„Regionalliga ist Herausforderung und Gratwanderung“

Eine arbeitsreiche Sommerpause wartet auf Buchbachs Abteilungsleiter Günther Grübl und seine Helfer. foto: had

TSV Buchbach – Der TSV Buchbach spielt in der kommenden Saison in der vierten deutschen Fußballliga – der Regionalliga. Das Fußballwunder in Buchbach geht also weiter.

Das ist der siebte Aufstieg in den vergangenen 17 Jahren von der damaligen C-Klasse in die nun höchste deutsche Amateurliga. Wie ist so ein beeindruckender Weg möglich? Die Heimatzeitung sprach mit dem Buchbacher Abteilungsleiter Günther Grübl.

- Deutschlands vierte Liga macht in Buchbach Station. Wie fühlen Sie sich?

Grübl: Natürlich fühle ich mich richtig gut. Wir haben geschafft, was viele nicht von uns erwartet haben. Wir können unseren Fans in der nächsten Saison Amateurfußball in der deutschlandweit höchsten Spielklasse anbieten. Was für ein Schmankerl für die Spieler, aber auch für unsere Anhänger. Was für ein Werbeeffekt für unsere Sponsoren. Es macht schon richtig Spaß, das alles erleben zu dürfen. Besonders freut mich der Zuspruch, der uns aus allen Ecken und Enden zuteil wurde. Aber wir haben es alle gemeinsam geschafft.

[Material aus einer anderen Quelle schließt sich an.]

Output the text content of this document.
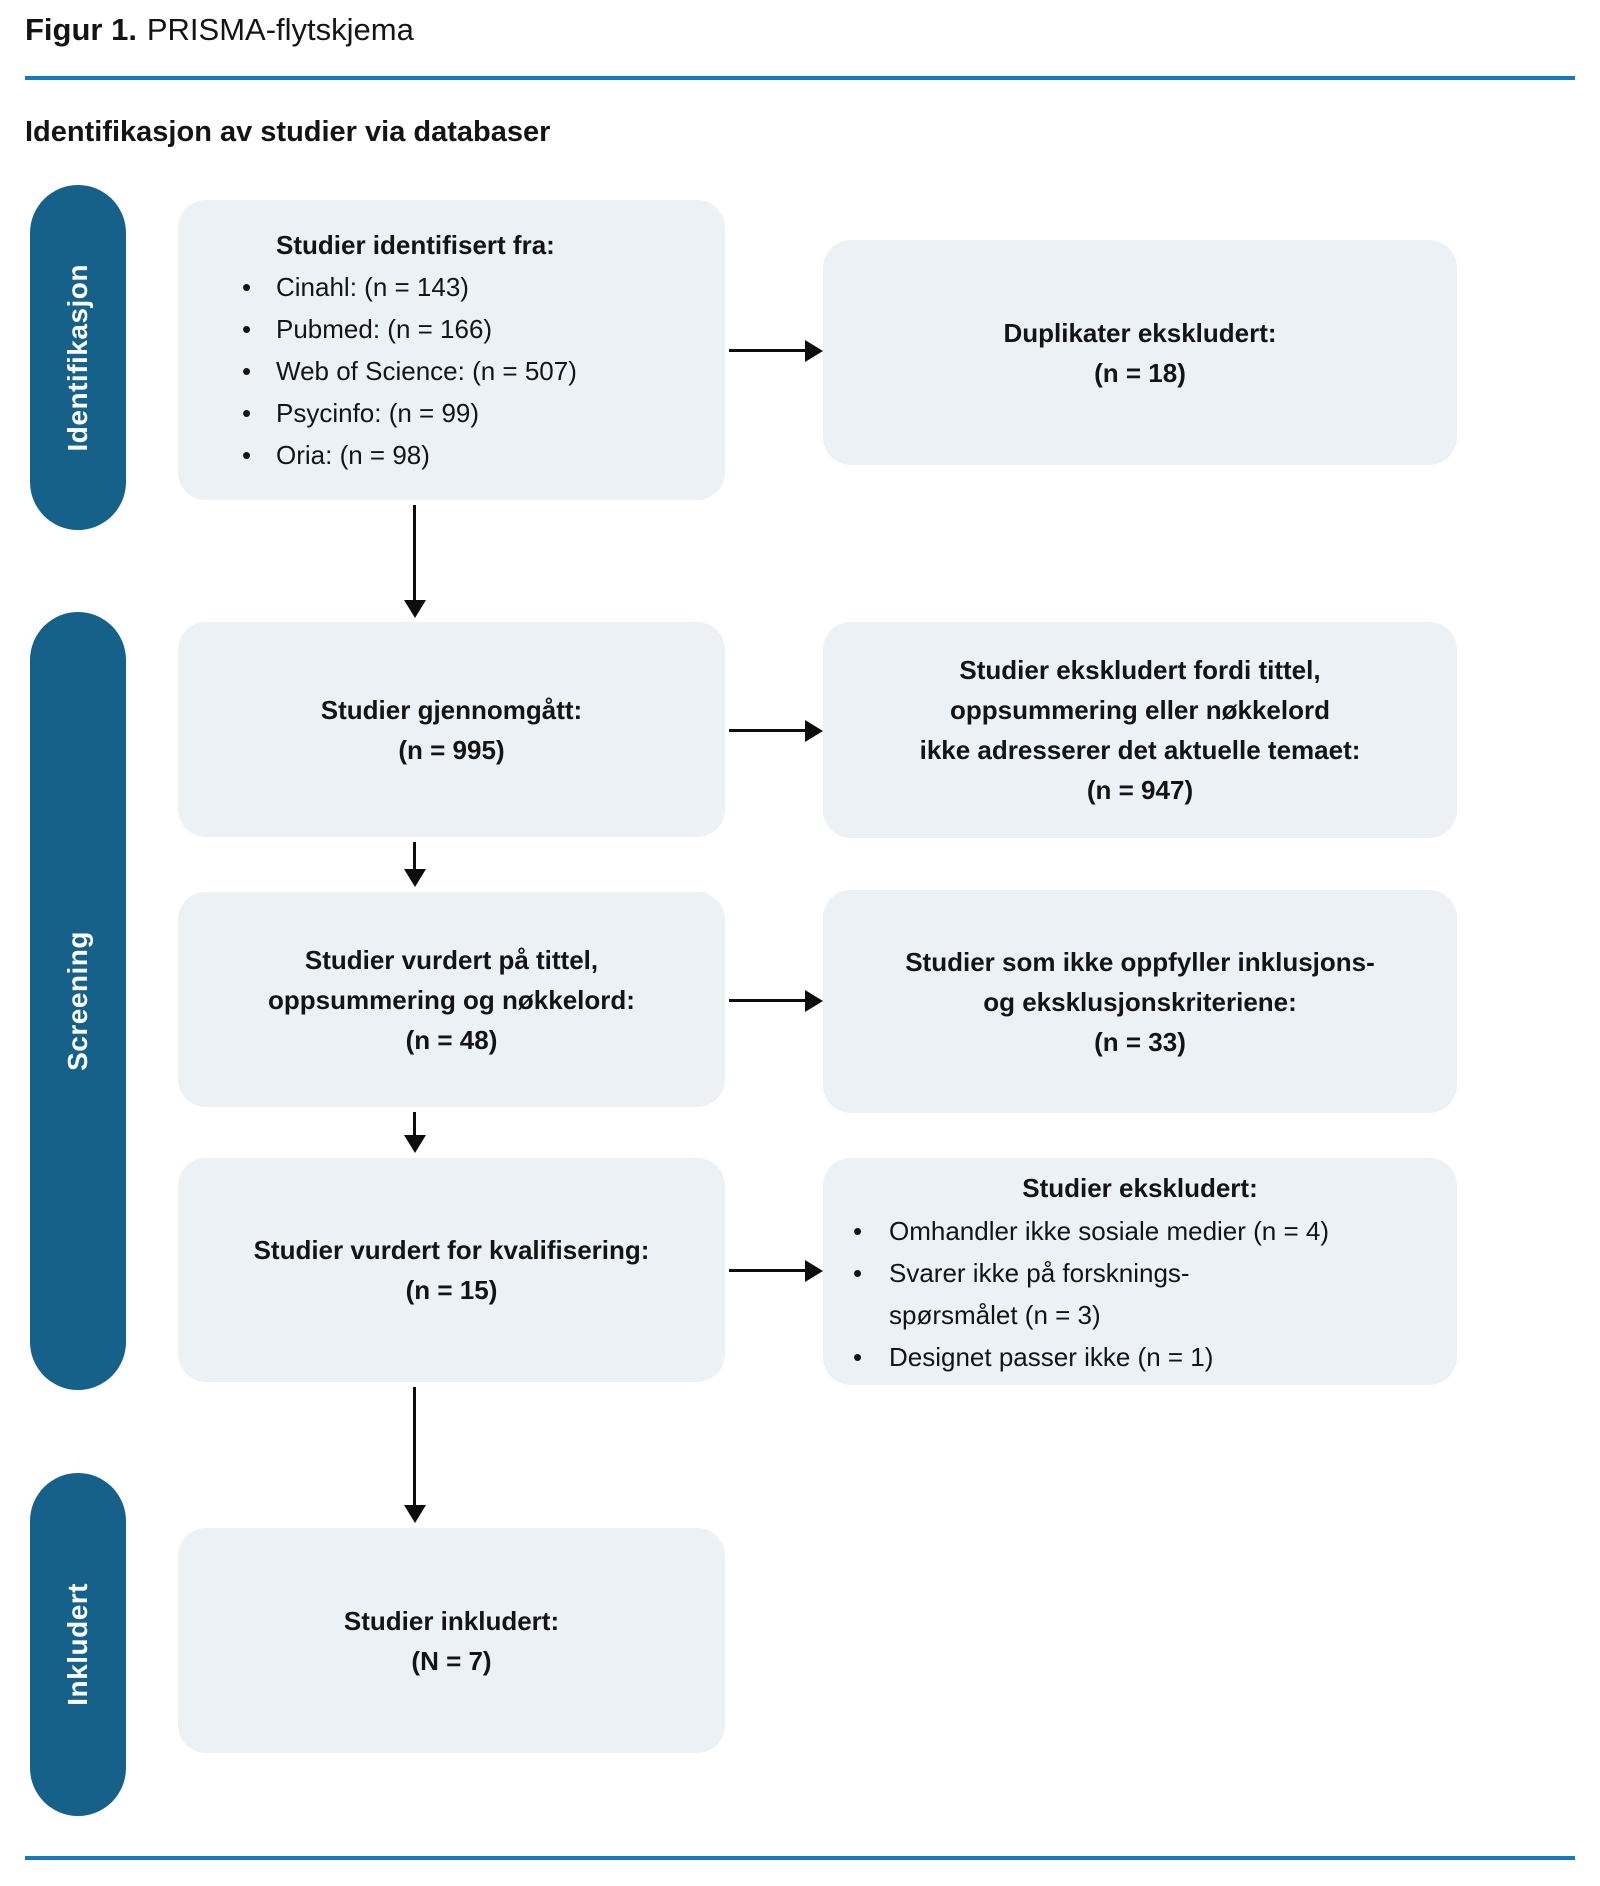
Figur 1. PRISMA-flytskjema
Identifikasjon av studier via databaser
Identifikasjon
Screening
Inkludert
Studier identifisert fra:
•
Cinahl: (n = 143)
•
Pubmed: (n = 166)
•
Web of Science: (n = 507)
•
Psycinfo: (n = 99)
•
Oria: (n = 98)
Duplikater ekskludert:
(n = 18)
Studier gjennomgått:
(n = 995)
Studier ekskludert fordi tittel,
oppsummering eller nøkkelord
ikke adresserer det aktuelle temaet:
(n = 947)
Studier vurdert på tittel,
oppsummering og nøkkelord:
(n = 48)
Studier som ikke oppfyller inklusjons-
og eksklusjonskriteriene:
(n = 33)
Studier vurdert for kvalifisering:
(n = 15)
Studier ekskludert:
•
Omhandler ikke sosiale medier (n = 4)
•
Svarer ikke på forsknings-
spørsmålet (n = 3)
•
Designet passer ikke (n = 1)
Studier inkludert:
(N = 7)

-Die vergangene Bayernliga-Saison stand nicht immer unter guten Vorzeichen. Das Verletzungspech hatte ja gehörig zugeschlagen. Und trotz allem dieser Saisonverlauf. Wie erklären Sie sich das?

Grübl: Es war nicht einfach. Aber auch hier leben wir vom Kollektiv. Wir haben in der Mannschaft keine Einzelgrößen. Unser Erfolg lebt davon, dass wir uns alle unterstützen, uns gegenseitig helfen. Fällt einer aus, springt ein anderer in die Bresche. Wir haben das Glück, dass uns dies alles unter Federführung des Trainergespanns Bobenstetter/Kupper bestens gelungen ist. Das zeichnet aber auch den Charakter unserer Mannschaft aus. Alle ziehen an einem Strang.

-Der TSV Buchbach wird in der kommenden Saison in der höchsten deutschen Amateurklasse spielen. Bekommen Sie nicht ein wenig Bauchgrummeln?

Grübl: Wir haben uns mit der neuen Situation rechtzeitig auseinandergesetzt. Wir wussten, was auf uns zukommen wird und haben das Für und Wider auch in enger Absprache mit der Marktgemeinde, dem Hauptverein und vor allen Dingen mit unseren Sponsoren abgestimmt. Natürlich wird es eine neue und spannende Herausforderung für uns werden, aber auch eine Gratwanderung. Das wissen wir. Insofern sind wir um jede weitere Unterstützung, finanziell wie personell, sehr dankbar. Dabei legen wir uns auch keinen Erwartungsdruck auf. Wir wissen, wie schwierig die kommende Saison werden wird. Aber wir wollen sie genießen, und das Beste draus machen.

-Mit der Regionalliga sind nicht unerhebliche Lasten verbunden. Wie sind Sie, anders als Erlangen-Bruck, Aindling oder Gersthofen, zur Entscheidung pro Regionalliga gekommen?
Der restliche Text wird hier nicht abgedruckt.